Cette idée de revenants constitue un outil de critique et de dérision à la fois pour Percival Everett. Pour la dérision, elle engage la question du nom. Le premier assassiné s’appelle Junior Junior. Plus loin il y aura un McDonald McDonald, comme si la redondance signait leur nullité, leur tautologie. Certes, l’écrivain s’amuse comme d’habitude beaucoup avec les noms de ses autres personnages, signalant par exemple que Hind a failli être nommée Herbie par ses parents, ce qui aurait donné Herbie Hind (se prononce comme her behind, « son derrière », note la traductrice). Une autre, prénommée Helvetica, se réjouit de ne pas avoir pris le patronyme de son mari, M. New, pour ne pas avoir « un nom de police typographique ». Quand les crimes débordent la communauté afro-américaine pour concerner des cadavres asiatiques retrouvés aux côtés de morts blancs (toujours avec les testicules de ceux-ci dans la main), les détectives Chi et Ho finissent nécessairement par rencontrer une madame Minh…
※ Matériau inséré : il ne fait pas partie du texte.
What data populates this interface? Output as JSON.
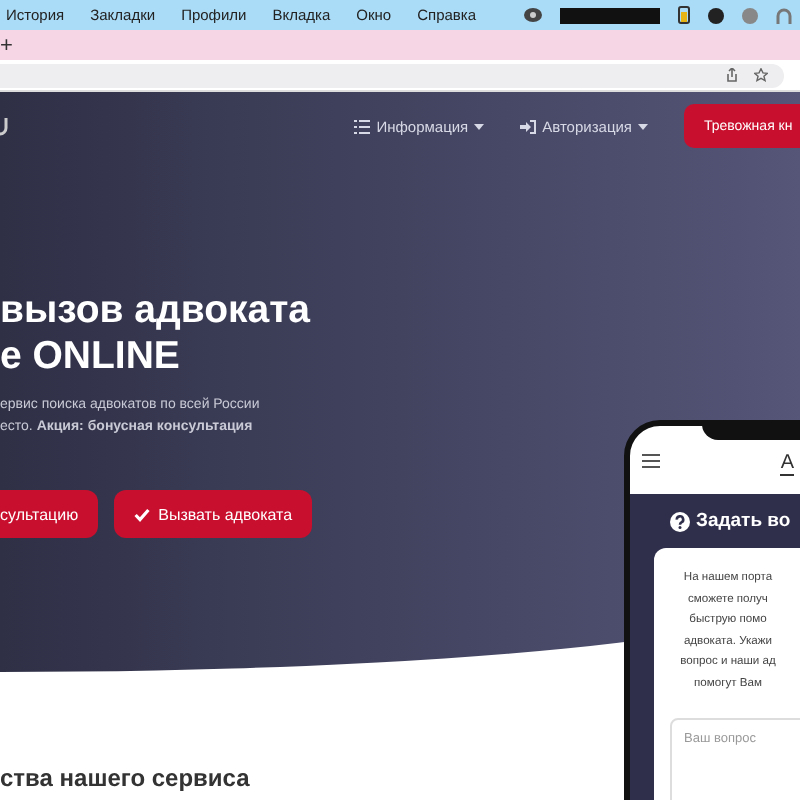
{
  "menu_bar": {
    "items": [
      "История",
      "Закладки",
      "Профили",
      "Вкладка",
      "Окно",
      "Справка"
    ]
  },
  "tab_strip": {
    "new_tab": "+"
  },
  "nav": {
    "items": [
      {
        "label": "Информация"
      },
      {
        "label": "Авторизация"
      }
    ],
    "alarm_button": "Тревожная кн"
  },
  "hero": {
    "title_lines": [
      "вызов адвоката",
      "е ONLINE"
    ],
    "subtitle_lines": [
      "ервис поиска адвокатов по всей России",
      "есто. **Акция: бонусная консультация**"
    ],
    "buttons": [
      {
        "label": "сультацию"
      },
      {
        "label": "Вызвать адвоката"
      }
    ]
  },
  "section_title": "ства нашего сервиса",
  "phone": {
    "logo": "А",
    "form_title": "Задать во",
    "intro_lines": [
      "На нашем порта",
      "сможете получ",
      "быструю помо",
      "адвоката. Укажи",
      "вопрос и наши ад",
      "помогут Вам"
    ],
    "question_placeholder": "Ваш вопрос"
  }
}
C’est que ces noms de vivants sont nécessairement grotesques à côté de ceux des lynchés recensés par Mama Z. Ainsi Damon, un ami de Gertrude, enseignant à l’Université de Chicago, se met-il vers le milieu du roman à copier les noms de ces morts à la main : « ” – Quand j’écris leurs noms, ils deviennent réels, et plus seulement des statistiques. Quand j’écris leurs noms, ils deviennent réels de nouveau. C’est presque comme s’ils obtenaient quelques secondes de plus ici-bas. Vous voyez ce que je veux dire ? Je n’aurais jamais été capable d’inventer tant de noms. Les noms doivent être réels. Ils doivent l’être. N’est-ce pas ?” Mama Z posa une main contre la tempe de Damon. “Pourquoi au crayon ? – Quand j’aurai fini, je vais effacer chaque nom, les libérer.” » Les Noirs assassinés ont une meilleure idée que les Blancs : redevenir vivants quand ils meurent. Le livre a d’ailleurs une sorte de sous-titre, maquetté comme l’ouverture d’une partie, mais qui serait unique, page 11 : « DEBOUT » (RISE).

Ce pouvoir de répétition extraordinaire est un peu le renversement vengeur de la Double Jeopardy Clause inscrite dans la constitution américaine : nul ne peut être jugé deux fois pour la même infraction. De fait, le mari de Carolyn Bryant et son beau-frère, après avoir été acquittés du meurtre d’Emmett Till par un jury entièrement masculin et blanc, vendirent le récit de leur assassinat au magazine Look en 1956.

Ils pouvaient bien avouer et se délecter de leur exploit puisqu’ils ne pouvaient être rejugés : « Tant que je suis vivant et que j’y peux quelque chose, les n*** resteront à leur place » déclare le beau-frère dans le reportage de Look. « Là où je vis, les n*** n’auront pas le droit de vote. Sinon, ils contrôleront bientôt le gouvernement. Ils n’iront pas non plus à l’école avec mes enfants. Et si un n*** veut parler de sexe avec une femme blanche, c’est qu’il doit être fatigué de vivre. Parce que je pourrais bien le tuer. Ma famille et moi on s’est battus pour ce pays, on a des droits. » Bis repetita placent : si les Blancs suprémacistes aiment les choses dites deux fois, avec Châtiment ils sont servis, et plutôt au centuple.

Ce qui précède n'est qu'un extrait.